German rabbis get historic ordination
For the first time in seven decades, two homegrown Orthodox rabbis have been ordained in Germany.
The historic ceremony, which was broadcast live on television, is seen as further evidence of the return of Jewish life to the country — and in particular, of Orthodox Jewish life, which has revived at a far slower pace than the other denominations.
The new rabbis, Zsolt Balla, 30, and Avraham Radbill, 25, were both born behind the former Iron Curtain and emigrated to Germany as part of the post-unification influx of former Soviet Jews. Both were introduced to Jewish studies through Lauder Foundation programmes.
Rabbi Radbill will take up a position in Cologne. Rabbi Balla will do outreach work in Berlin and work as a “weekend rabbi” in Leipzig.
He was unaware that he was Jewish until he was nine years old, when he asked his mother about attending a Christian Bible school in his native Budapest.
“She said, we might find you a better place to go,” Rabbi Balla joked.
There is still a tremendous dearth of rabbis locally, with 50 pulpit rabbis serving about 100 communities.

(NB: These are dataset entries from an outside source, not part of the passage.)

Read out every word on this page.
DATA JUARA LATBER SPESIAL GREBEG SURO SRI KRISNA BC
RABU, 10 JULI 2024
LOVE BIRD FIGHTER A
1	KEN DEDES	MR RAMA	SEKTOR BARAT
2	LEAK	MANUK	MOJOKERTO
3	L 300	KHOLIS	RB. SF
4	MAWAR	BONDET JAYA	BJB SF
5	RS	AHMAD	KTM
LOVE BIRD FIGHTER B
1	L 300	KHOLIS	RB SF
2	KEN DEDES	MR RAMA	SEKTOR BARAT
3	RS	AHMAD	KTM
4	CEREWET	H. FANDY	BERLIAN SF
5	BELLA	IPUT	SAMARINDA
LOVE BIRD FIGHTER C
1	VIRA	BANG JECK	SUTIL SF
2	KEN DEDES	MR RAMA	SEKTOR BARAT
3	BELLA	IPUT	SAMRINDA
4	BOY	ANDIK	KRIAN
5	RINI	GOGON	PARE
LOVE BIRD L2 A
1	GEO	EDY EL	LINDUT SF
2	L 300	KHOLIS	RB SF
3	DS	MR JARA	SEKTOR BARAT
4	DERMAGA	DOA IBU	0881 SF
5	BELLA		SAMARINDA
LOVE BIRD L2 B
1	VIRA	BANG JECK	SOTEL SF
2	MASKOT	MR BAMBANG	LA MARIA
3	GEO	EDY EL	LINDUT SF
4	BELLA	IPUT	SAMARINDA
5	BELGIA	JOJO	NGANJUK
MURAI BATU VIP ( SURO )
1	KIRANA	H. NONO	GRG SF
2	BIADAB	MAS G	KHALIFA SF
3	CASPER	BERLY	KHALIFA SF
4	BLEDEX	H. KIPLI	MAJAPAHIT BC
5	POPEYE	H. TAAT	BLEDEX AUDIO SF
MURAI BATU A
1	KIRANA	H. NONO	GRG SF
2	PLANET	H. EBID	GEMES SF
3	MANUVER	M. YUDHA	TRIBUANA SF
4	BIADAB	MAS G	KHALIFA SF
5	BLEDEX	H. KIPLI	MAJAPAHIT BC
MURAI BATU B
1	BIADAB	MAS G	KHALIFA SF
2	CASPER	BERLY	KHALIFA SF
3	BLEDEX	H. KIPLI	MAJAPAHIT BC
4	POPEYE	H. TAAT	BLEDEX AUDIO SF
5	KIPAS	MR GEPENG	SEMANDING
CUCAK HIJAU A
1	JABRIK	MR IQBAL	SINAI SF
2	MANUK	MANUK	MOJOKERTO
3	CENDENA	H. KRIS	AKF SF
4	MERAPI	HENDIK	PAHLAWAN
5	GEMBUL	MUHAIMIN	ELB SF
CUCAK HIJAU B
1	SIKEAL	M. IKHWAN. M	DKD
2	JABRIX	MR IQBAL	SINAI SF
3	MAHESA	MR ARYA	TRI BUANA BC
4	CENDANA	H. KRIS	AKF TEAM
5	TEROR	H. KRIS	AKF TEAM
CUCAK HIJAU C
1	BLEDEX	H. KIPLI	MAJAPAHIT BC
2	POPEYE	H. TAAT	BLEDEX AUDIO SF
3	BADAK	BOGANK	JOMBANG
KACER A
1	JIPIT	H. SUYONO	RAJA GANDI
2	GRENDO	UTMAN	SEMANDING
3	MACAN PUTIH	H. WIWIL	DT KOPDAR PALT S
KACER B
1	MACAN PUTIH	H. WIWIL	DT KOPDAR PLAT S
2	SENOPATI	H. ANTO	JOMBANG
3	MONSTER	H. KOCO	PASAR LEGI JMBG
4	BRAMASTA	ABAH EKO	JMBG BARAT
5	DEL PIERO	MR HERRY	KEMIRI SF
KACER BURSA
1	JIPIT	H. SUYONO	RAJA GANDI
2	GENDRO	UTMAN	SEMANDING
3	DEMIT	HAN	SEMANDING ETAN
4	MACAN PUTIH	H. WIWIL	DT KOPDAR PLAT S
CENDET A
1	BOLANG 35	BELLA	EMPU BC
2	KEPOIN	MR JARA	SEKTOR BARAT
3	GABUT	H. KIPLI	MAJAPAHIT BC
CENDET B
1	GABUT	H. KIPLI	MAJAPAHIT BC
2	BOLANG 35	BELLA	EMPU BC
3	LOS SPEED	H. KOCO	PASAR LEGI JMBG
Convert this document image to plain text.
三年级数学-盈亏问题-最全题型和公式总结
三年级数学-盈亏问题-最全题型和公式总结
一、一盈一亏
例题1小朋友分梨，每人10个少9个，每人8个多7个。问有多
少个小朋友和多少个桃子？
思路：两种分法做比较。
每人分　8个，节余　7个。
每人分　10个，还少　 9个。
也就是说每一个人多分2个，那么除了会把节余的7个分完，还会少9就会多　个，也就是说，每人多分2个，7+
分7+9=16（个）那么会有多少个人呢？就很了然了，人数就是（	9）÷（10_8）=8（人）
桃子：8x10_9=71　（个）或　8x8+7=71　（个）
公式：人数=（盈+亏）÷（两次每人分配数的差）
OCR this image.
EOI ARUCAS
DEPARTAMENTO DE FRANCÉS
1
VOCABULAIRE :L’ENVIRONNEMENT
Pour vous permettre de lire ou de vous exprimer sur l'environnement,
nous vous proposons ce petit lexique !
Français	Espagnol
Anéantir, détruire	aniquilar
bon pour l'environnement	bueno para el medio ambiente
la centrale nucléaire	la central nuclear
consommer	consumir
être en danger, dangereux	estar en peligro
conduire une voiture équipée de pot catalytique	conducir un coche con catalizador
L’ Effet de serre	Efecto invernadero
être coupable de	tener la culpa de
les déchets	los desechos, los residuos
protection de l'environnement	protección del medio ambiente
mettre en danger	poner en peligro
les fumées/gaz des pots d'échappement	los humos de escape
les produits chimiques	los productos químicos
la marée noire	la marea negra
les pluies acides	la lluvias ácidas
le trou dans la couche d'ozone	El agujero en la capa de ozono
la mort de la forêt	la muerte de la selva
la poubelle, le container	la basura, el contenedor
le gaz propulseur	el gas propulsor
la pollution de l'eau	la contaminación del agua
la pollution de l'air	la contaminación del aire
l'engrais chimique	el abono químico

The majority of Orthodox rabbis are Israelis.
Later this month, the Reform movement will ordain its second batch of rabbis. Lubavitch in Berlin also recently started ordaining visiting rabbinical students, only some of whom have settled in German-speaking countries.
Berlin’s Hildesheimer Rabbinical Seminary, which ordained Rabbis Balla and Radbill, currently has nine students. What distinguishes it, aside from its traditional orientation, is that virtually all its students come from Germany or the former Communist states. Berlin also has a school for Jewish women and a growing community of traditional families — partly developing through introductions between the two seminaries — which has led to the creation of new kindergartens and schools.
“Ten years ago, no one could have dreamed of such visions as we see today in this yeshivah,” Rabbi Balla said.